Forestry conversion at what cost? - Southland Times column

Originally published as a column in the Southland Times

There’s a worrying trend unfolding in rural communities as thousands of hectares of lush productive farmland is being lost to forestry.

Foreign investment in forestry threatens schools, it threatens jobs and it threatens the provinces, as companies from overseas purchase rural land and plant trees to offset their carbon credits.

Farms that our forefathers broke in and developed are being planted in pine trees, earning nothing for up to 30 years. Forestry also provides fewer jobs than farming.

In August, Ingka Group, the parent company of Swedish retail giant Ikea, was approved by the Overseas Investment Office (OIO) to purchase 5500ha of farmland in the Catlins.

The OIO is the Government agency responsible for regulating foreign direct investment in New Zealand and its decision to approve the Wisp Hill Station sale was controversial.

Over the next five years a total of 3000ha of the station will be planted in more than 3 million radiata pine seedlings, while 2200ha will be left to naturally revert into native bush.

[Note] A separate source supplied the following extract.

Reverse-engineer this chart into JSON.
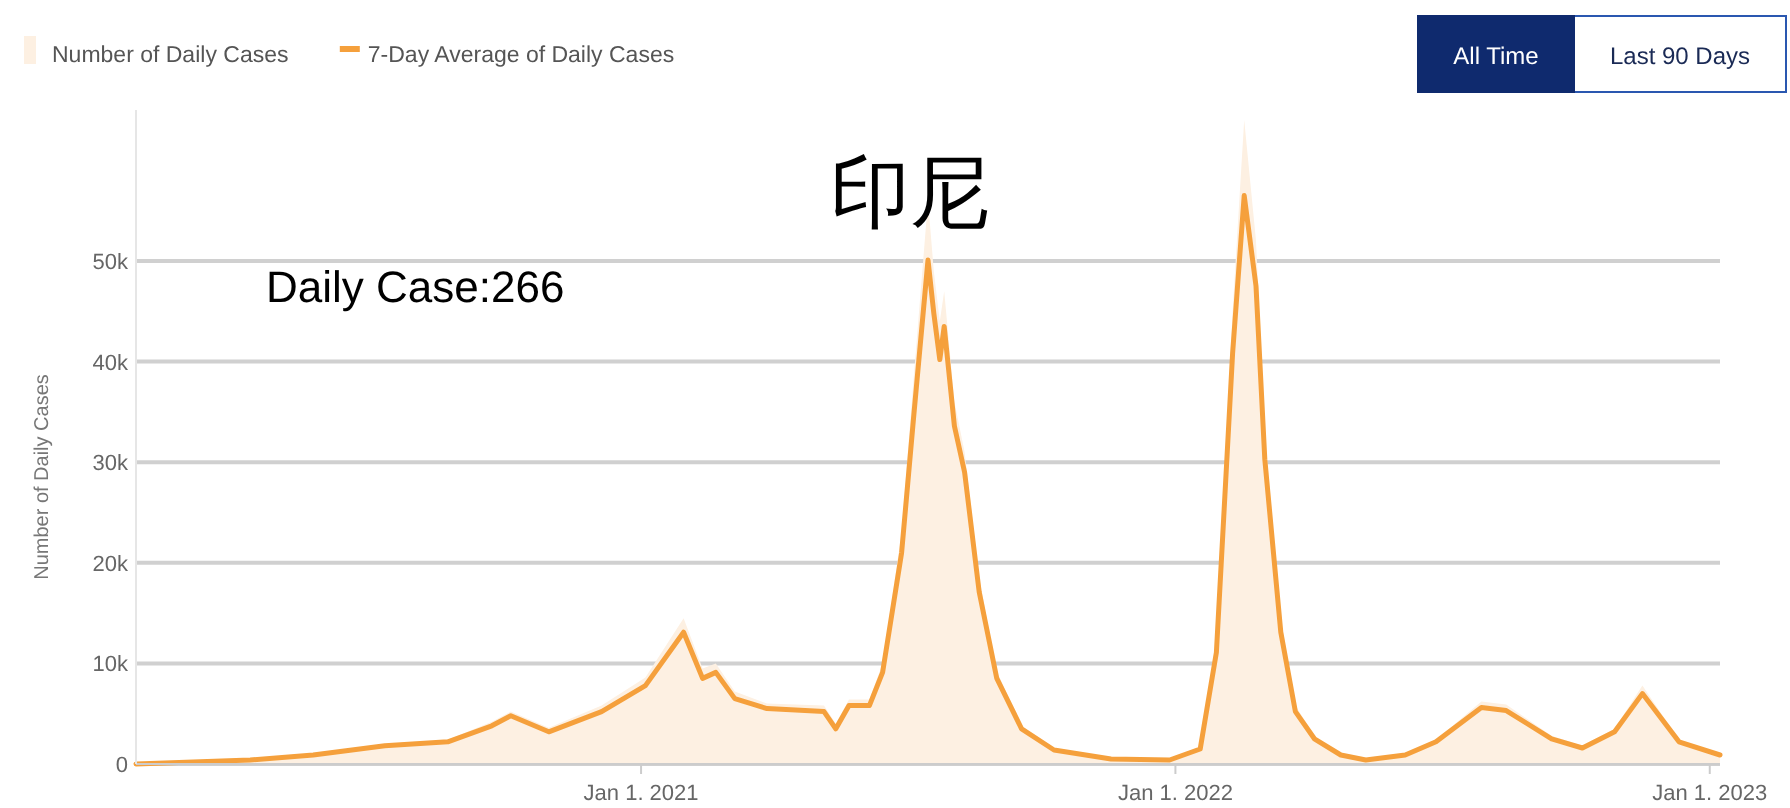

This land was a sheep and beef farming operation and it is the loss of productive farmland like this which is threatening traditional farming in this country and gravely worrying the rural sector.

Deals like this will reduce Ikea’s carbon footprint. However, the sale will do nothing for New Zealand taking good farmland out of food production, with a loss of export earnings, depopulation of rural communities and an increase in farm prices taking them beyond the reach of most kiwi buyers.

In fact, a local man who was interested in buying and farming Wisp Hill Station contacted me last year and expressed his disappointment and frustration at the exorbitant sale price, which was well beyond him.

New Zealand is the most efficient food producer in the world and our primary sector creates most of the wealth for this country, to pay for our health, education and social services - we cannot squander the land on which our economy is built.

Ironically the Government’s own Forestry Minister Stuart Nash has said that he is opposed to whole farms being bought up and planted into forests – especially by “foreign purchasers” - yet his words ring hollow when he continues to allow these sales to proceed.

Further, it was the Labour Government itself, who in October 2018 changed the Overseas Investment Act and introduced a ‘special forestry test’ streamlining the consent process, encouraging overseas investment and ultimately allowing more farm sales and more tree planting.

In fact, OIO figures show that in the three years since the introduction of the ‘special forestry test’ in 2018 a huge 36,724ha of land, across 40 kiwi farms, has been approved for sale to overseas investors, while a further 175,622ha of existing forestry was also sold.

These are big numbers and it’s a travesty that this wonderful land of ours is being sold off in this way with little, or no benefit to New Zealand.

Concern is growing - I say this issue needs to be addressed with urgency.